Question

The horizontal distance between two poles is 15m .the angle of depression of the top of first pole as seen from the top of the second pole is 30degree .if the height of the second pole is 24m.find the height of the first pole

Answer 1

let AB be the 1st pole and CD be the 2nd pole
AC=15m
CD=24m
let AB=x
CE=x
ED=24-x
consider triangle BED
tan30° = DE/BE
1/√3 = (24-x)/15
15= √3(24-x)
5√3 = 24-x
x = 24-5√3
  = 15.33m

Answer 2

Let AB be the pole of height h metres and CD be the second pole of height 24m.

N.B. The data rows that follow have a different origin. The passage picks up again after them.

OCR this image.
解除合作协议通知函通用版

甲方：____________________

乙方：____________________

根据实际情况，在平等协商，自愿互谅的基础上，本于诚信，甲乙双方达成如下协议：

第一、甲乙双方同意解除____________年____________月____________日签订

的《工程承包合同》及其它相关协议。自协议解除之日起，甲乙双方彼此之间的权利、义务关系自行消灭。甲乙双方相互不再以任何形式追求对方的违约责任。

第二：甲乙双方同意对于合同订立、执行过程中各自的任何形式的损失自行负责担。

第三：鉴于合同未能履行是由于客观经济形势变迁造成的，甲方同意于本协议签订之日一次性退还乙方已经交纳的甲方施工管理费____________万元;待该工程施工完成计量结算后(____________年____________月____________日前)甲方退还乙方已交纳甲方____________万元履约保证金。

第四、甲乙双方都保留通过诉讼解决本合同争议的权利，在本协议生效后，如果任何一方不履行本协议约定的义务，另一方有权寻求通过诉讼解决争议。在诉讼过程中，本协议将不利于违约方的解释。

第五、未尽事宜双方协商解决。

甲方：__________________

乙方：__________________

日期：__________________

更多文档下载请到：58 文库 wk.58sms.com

Draw CF||BD and AE ||BD.Then,

BD = AE = 15., CE = (24 - h) m

$\sf\angle{{CAE}=\angle{ACF}=30°}$

From right ∆AEC, we have

$\longrightarrow$$\sf{tan\:30°= \frac{CE}{AE}=\frac{1}{ \sqrt{3} } = \frac{24 - h}{15}}$

$\longrightarrow$$\sf{\frac{15}{ \sqrt{3} } = 24 - h}$

$\longrightarrow$$\sf{h = 24 - \frac{15}{ \sqrt{3} } = 24 - 5 \sqrt{3}}$

$\longrightarrow$$\sf{24-5×1.732}$

$\longrightarrow$$\sf{24-8.66}$

$\longrightarrow$${\boxed{\sf{\red{15.34m}}}}$

Hence, the height of the first pole = 15.34m.